Navya berjalan mengikuti lelaki yang seumuran dengan Papinya. Naik ke lantai tertinggi dari gedung itu sambil membawa sebuah map coklat di tangganya. Ada sesuatu yang ingin Navya lakukan lagi selain menemui pihak rumah sakit dan dokter kandungan besik. Dia meminta bantuan Alvi juga untuk bisa secepatnya meyelesaikan urusannya di gedung ini.
Dalam setiap langkah nya menuju sebuah ruangan di lantai tertinggi gedung tersebut dia berdoa dan meyakinkan hatinya sekali lagi, semoga apa yang sudah menjadi keputusannya kali ini adalah yang terbaik untuk kebahagiaan semua orang. Termasuk juga untuk dirinya sendiri.
Semoga keputusanku kali ini bisa memberikan jalan yang terbaik untuk semua nya. Setelah ini hanya harus membujuk Mami.
Ada satu lagi keinginan Navya selama ini yang tidak pernah ia utarakan pada siapapun.
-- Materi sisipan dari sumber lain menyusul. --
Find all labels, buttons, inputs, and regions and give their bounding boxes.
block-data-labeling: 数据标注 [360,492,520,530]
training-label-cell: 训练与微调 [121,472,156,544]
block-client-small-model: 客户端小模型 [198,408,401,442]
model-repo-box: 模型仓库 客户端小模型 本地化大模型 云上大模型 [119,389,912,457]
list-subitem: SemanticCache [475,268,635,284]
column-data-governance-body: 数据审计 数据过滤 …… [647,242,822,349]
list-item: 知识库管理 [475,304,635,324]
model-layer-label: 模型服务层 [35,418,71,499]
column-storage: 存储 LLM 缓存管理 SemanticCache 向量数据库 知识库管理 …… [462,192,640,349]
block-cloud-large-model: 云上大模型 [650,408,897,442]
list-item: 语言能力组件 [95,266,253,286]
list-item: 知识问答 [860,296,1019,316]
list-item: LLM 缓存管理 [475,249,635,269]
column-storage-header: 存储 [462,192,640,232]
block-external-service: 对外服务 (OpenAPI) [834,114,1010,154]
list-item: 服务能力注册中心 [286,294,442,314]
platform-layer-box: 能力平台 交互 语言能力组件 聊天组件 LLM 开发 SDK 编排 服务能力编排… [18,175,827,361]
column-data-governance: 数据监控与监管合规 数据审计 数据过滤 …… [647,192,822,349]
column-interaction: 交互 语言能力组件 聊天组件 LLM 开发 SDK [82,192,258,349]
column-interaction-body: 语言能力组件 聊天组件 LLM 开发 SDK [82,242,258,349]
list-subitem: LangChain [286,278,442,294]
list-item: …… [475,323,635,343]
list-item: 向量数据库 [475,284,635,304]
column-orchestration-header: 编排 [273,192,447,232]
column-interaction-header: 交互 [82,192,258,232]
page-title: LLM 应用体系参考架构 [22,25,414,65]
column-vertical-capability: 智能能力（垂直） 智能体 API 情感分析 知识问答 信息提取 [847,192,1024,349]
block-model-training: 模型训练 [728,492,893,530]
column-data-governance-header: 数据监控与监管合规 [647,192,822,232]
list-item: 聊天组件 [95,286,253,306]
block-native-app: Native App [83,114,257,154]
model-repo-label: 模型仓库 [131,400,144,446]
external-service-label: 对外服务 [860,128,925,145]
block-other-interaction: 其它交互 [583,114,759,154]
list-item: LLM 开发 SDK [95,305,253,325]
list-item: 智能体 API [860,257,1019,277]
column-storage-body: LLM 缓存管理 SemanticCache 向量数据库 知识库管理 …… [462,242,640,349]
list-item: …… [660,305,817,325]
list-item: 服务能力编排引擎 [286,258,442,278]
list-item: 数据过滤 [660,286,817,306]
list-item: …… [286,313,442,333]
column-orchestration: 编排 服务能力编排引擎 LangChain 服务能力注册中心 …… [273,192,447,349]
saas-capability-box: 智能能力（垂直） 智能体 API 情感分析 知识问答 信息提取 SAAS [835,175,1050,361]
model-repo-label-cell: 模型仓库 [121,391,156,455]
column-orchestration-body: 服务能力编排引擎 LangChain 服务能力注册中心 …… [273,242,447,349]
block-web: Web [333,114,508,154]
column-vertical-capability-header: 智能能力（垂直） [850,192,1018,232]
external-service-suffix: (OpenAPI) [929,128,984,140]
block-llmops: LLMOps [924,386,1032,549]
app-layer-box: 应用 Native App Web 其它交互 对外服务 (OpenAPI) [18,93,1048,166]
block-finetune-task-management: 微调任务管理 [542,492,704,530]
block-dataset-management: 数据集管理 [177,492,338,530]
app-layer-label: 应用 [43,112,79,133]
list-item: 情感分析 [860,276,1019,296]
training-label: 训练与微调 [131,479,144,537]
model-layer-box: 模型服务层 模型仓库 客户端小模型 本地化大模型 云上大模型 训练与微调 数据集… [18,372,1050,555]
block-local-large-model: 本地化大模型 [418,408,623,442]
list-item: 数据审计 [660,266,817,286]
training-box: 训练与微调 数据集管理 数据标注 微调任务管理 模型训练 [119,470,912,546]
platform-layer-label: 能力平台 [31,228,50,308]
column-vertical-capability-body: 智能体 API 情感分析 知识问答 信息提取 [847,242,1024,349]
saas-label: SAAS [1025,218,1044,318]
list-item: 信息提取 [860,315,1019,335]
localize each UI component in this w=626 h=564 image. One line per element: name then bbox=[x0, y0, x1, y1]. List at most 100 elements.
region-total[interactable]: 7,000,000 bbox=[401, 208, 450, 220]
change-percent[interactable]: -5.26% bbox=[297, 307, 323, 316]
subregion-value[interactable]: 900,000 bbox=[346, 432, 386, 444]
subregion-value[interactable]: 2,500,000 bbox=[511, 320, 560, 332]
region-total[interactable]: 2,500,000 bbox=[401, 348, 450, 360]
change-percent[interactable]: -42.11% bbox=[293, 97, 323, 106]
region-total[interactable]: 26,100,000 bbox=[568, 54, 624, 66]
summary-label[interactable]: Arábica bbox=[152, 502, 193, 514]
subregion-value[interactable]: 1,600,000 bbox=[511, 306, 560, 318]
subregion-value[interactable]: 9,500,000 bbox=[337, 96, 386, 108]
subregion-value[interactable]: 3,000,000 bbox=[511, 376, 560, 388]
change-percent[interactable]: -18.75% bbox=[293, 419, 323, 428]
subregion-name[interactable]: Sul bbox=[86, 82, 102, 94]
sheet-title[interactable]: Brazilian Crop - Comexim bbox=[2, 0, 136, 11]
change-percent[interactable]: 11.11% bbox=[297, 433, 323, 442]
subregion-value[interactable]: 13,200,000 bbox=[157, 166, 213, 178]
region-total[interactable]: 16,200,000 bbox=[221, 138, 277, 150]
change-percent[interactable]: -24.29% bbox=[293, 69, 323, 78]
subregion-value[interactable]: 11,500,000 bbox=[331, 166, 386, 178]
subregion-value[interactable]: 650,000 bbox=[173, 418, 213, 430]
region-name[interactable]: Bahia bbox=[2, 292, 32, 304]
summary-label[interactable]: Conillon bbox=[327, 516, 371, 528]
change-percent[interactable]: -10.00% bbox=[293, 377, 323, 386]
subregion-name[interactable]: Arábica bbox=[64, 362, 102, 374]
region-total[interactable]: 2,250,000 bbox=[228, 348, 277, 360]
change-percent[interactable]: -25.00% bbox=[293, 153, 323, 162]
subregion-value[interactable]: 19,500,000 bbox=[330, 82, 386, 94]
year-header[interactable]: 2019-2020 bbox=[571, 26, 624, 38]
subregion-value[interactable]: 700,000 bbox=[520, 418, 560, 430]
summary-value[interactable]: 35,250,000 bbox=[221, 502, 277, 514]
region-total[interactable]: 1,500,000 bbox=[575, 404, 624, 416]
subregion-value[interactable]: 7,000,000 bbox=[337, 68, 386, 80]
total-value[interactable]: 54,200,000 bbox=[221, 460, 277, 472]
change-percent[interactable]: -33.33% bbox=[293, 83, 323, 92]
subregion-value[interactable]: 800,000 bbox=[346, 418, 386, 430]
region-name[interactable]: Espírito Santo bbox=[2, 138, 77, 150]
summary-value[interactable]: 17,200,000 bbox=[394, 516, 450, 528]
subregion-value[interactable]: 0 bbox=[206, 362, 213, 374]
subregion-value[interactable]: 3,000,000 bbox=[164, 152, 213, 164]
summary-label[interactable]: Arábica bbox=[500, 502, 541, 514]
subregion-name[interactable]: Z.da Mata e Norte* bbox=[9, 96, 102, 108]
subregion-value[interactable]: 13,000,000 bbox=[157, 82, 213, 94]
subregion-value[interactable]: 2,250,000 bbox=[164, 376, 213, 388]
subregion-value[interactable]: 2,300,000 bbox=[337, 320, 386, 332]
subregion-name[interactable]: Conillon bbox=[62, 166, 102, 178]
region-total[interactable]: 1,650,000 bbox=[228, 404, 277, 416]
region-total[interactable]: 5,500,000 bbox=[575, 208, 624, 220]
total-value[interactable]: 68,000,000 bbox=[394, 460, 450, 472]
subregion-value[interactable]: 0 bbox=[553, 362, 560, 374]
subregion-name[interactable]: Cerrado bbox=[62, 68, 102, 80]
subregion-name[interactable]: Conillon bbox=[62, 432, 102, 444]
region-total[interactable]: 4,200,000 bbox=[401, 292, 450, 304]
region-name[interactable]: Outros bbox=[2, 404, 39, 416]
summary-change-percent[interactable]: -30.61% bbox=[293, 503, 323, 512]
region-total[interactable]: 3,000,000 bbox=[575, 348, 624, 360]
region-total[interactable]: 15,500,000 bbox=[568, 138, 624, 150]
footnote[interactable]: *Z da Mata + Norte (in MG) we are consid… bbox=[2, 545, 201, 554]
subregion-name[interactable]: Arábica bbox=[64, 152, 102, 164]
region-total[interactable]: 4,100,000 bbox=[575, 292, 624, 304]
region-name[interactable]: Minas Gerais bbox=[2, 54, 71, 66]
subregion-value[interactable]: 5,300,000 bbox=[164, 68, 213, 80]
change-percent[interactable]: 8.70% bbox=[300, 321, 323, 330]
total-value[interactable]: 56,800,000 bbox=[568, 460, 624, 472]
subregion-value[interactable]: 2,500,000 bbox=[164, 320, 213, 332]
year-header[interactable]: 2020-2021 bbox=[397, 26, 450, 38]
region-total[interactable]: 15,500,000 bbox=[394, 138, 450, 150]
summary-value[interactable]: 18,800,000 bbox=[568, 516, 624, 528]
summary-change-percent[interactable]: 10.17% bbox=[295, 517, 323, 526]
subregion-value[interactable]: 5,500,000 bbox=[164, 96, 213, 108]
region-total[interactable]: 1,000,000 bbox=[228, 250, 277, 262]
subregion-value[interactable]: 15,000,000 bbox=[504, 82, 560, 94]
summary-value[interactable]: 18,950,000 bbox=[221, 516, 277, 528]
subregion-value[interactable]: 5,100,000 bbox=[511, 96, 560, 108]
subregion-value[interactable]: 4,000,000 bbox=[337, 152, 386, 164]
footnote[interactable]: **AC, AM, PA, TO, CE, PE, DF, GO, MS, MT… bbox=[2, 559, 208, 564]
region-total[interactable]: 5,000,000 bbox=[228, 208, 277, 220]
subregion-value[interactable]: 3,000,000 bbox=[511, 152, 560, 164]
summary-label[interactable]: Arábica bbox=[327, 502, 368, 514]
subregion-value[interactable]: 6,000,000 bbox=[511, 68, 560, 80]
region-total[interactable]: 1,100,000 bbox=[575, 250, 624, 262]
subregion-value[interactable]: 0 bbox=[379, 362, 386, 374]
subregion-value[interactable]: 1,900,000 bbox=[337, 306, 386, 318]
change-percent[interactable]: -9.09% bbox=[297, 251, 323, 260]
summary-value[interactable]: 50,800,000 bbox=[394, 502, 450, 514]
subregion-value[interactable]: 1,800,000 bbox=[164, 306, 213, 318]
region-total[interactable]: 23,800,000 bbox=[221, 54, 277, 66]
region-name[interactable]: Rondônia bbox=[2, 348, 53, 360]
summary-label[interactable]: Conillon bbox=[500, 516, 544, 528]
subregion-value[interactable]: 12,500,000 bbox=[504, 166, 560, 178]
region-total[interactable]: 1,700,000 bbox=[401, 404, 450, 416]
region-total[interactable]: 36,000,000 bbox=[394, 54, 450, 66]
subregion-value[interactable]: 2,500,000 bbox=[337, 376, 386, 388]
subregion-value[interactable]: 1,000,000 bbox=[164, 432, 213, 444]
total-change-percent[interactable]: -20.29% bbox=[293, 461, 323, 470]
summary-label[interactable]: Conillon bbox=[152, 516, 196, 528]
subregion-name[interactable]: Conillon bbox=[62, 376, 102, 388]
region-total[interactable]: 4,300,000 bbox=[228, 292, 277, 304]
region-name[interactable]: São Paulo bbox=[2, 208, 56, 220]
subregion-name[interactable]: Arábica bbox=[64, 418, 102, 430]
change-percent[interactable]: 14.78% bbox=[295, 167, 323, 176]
Jangan kan berusaha untuk mewujudkannya, memikirkan nya saja ia hindari. Karena dulu Finny sangat tidak ingin jauh darinya. Dan dia tidak ingin membuat wanita yang sudah memberikan cinta yang tulus untuknya itu sedih. Sekarang sudah saatnya dia menghidupkan kembali impiannya dan berusaha mewujudkannya. Navya ingin membahagiakan dirinya sendiri. Agar tidak ada lagi yang menganggap dirinya selalu bergantung dengan keluarga Wijaya.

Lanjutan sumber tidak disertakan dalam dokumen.